To mark his nineteen years culinary journey, Danny Chaney and his team fusing the classics and trends from the very first menu he ever cooked to the famous dry-aged method used at Henry’s among others.
At the start of his career at the Beachview Country Club Florida, Danny began his affection for steaks with a classic steak tartare. Nineteen years later, Danny altered his menu with the dry-age method which adds more flavors and more tenderness to each meat dish. His secret recipe also adds the profile and citrusy-feel on every bite.
The “Meat the Chef – A Culinary Journey” promotion is available at Henry’s Grill & Bar from 1 to 10 September 2019, introducing six remarkable dishes. These dishes taking inspiration from Danny’s approach to steak cooking methods, with imported high-quality meat & other delicacies.
The menu includes Australian Grilled Beef Tenderloin, Danny’s version of Steak Tartare on Toast, Baked Beets, Crispy Pork Belly Sliders with charcoal buns, Grilled Pork Chop with curried eggplant and tzatziki, and Seared Barramundi with charred corn salsa and garlic aioli.
To enhance the culinary experience, Henry’s Grill & Bar will also launch a Steak Academy on the 4th Of October to be organized regularly every first Friday of the month with a certificate for each participant. An exciting reward will be given to any guest who has collected five steak academy certificates.
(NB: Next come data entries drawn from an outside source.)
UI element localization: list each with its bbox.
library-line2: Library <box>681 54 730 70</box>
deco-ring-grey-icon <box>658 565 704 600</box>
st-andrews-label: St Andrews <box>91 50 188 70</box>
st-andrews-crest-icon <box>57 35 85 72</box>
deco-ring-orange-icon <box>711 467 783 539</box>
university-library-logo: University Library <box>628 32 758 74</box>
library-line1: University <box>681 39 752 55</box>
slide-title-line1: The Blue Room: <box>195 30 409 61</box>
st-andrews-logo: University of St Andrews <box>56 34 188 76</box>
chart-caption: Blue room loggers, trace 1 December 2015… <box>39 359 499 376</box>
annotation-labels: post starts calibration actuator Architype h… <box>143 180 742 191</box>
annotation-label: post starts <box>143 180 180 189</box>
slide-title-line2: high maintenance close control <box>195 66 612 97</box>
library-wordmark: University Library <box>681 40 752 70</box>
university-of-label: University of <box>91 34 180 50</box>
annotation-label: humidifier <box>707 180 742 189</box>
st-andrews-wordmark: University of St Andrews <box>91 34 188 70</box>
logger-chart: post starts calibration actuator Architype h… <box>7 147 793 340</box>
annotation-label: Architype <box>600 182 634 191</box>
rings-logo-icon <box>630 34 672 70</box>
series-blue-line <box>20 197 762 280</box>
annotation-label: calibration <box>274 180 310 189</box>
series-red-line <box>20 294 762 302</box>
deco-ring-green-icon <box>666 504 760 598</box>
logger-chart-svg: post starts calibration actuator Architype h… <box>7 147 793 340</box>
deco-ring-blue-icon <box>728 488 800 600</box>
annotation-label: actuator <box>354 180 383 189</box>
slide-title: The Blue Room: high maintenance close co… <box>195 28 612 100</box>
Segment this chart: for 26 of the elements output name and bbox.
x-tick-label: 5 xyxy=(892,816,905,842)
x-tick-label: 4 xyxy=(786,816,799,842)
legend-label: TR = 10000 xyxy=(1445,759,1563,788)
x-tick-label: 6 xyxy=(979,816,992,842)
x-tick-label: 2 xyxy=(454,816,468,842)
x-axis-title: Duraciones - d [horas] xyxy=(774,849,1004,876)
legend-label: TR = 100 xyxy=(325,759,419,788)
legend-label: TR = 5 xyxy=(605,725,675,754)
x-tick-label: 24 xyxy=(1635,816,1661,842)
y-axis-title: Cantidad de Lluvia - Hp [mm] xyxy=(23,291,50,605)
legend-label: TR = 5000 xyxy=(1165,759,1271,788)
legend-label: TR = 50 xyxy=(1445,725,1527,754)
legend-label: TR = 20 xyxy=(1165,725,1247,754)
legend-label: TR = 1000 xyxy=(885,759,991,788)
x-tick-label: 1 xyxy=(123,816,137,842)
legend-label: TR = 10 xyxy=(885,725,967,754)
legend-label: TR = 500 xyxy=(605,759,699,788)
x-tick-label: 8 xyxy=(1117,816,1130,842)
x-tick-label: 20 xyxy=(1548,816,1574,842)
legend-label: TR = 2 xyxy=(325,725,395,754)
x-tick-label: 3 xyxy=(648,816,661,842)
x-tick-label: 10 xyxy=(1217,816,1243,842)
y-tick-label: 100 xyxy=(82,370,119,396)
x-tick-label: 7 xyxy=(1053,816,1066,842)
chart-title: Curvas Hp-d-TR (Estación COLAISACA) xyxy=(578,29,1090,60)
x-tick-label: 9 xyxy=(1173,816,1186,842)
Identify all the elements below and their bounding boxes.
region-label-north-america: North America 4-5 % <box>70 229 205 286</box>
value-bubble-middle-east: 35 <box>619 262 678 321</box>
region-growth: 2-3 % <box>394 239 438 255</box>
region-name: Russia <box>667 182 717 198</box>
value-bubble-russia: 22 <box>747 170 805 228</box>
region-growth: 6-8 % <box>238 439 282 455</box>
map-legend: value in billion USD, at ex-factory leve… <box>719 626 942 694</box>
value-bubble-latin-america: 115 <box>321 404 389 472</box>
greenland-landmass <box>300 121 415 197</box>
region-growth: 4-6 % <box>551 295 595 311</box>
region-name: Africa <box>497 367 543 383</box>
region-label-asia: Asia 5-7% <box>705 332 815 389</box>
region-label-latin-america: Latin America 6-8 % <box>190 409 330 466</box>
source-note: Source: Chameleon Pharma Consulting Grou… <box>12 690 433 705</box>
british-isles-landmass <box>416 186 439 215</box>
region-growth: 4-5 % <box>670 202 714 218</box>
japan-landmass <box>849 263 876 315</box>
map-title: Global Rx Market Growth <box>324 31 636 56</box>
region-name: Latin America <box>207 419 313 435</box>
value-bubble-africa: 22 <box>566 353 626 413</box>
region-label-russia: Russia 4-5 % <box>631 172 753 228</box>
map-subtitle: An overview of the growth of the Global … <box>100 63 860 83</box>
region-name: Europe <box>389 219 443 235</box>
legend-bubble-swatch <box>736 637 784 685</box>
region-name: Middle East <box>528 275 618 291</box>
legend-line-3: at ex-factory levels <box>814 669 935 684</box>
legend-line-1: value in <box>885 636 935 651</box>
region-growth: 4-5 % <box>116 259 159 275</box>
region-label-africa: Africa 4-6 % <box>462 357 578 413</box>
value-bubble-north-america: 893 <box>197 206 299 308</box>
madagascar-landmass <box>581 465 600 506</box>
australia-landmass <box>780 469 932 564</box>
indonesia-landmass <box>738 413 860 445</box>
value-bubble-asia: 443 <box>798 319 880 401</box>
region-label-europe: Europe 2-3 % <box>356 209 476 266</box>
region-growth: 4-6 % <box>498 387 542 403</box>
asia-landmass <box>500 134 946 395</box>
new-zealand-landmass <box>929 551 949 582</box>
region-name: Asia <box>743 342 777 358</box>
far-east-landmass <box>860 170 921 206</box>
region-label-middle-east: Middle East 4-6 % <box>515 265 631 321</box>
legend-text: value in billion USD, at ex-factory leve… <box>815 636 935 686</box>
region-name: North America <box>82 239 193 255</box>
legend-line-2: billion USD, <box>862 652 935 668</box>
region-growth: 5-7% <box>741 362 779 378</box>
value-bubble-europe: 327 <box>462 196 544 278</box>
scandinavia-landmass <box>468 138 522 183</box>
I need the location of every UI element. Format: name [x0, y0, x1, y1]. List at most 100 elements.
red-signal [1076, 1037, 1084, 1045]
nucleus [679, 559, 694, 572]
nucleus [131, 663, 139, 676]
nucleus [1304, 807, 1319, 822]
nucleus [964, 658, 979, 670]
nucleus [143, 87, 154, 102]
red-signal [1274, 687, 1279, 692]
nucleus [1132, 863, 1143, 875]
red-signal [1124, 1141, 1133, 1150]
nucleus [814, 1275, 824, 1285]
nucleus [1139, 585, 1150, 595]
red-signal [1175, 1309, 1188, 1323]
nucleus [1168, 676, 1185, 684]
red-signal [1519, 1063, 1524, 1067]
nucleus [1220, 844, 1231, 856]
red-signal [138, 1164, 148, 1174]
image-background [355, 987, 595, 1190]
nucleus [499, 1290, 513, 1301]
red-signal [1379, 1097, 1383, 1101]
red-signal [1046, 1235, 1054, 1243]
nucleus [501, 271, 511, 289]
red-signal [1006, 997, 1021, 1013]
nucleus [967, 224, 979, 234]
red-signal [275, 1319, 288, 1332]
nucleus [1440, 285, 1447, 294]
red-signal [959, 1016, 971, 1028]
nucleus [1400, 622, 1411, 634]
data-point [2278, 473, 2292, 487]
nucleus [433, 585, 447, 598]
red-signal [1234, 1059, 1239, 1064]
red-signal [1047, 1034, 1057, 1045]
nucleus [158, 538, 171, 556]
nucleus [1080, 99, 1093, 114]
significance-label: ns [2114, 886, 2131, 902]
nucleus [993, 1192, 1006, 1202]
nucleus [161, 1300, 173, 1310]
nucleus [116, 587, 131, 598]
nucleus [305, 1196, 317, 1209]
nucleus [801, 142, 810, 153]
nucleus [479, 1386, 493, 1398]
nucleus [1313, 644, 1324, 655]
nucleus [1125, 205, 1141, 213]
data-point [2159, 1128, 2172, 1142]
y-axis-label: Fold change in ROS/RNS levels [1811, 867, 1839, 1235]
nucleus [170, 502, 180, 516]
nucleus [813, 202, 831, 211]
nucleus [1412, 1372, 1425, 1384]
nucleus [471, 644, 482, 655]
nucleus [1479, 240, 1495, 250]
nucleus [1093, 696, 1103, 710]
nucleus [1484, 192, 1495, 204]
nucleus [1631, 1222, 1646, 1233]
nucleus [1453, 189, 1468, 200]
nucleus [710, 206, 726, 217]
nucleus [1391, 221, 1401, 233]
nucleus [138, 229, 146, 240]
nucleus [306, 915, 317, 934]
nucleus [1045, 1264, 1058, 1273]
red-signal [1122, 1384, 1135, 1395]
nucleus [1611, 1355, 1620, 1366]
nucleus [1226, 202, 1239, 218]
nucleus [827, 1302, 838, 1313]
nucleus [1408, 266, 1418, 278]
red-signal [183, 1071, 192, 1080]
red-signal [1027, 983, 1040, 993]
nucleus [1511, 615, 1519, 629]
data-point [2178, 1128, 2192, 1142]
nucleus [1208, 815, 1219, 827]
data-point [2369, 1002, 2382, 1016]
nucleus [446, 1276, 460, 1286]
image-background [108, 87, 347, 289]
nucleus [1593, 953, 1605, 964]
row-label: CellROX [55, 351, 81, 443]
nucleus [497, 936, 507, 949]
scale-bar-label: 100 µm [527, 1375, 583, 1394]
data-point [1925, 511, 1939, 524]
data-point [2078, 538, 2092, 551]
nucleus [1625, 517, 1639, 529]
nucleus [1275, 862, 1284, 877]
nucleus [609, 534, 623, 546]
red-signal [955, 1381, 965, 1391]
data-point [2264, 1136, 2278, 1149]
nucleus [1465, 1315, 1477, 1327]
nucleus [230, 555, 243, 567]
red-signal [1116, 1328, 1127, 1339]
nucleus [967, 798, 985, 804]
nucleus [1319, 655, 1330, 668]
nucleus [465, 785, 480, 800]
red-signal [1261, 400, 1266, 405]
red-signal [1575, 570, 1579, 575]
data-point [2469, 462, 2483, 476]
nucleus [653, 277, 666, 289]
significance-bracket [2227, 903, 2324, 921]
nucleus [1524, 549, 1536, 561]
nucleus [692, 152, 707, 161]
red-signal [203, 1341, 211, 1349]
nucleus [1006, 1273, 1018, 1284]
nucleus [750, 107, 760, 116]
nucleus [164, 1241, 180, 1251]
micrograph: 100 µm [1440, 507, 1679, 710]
“We want to escalate our guest’s culinary experience with the steak academy. Here, we will explain everything in detail about beef, steak and wine pairing, steak and beer pairing, and many more,” says Danny. “Steak is not just grilling meat, but also gives soul to the dishes itself. And we will explain the technique as simple as possible, so it is easy to remember for all participants” he adds.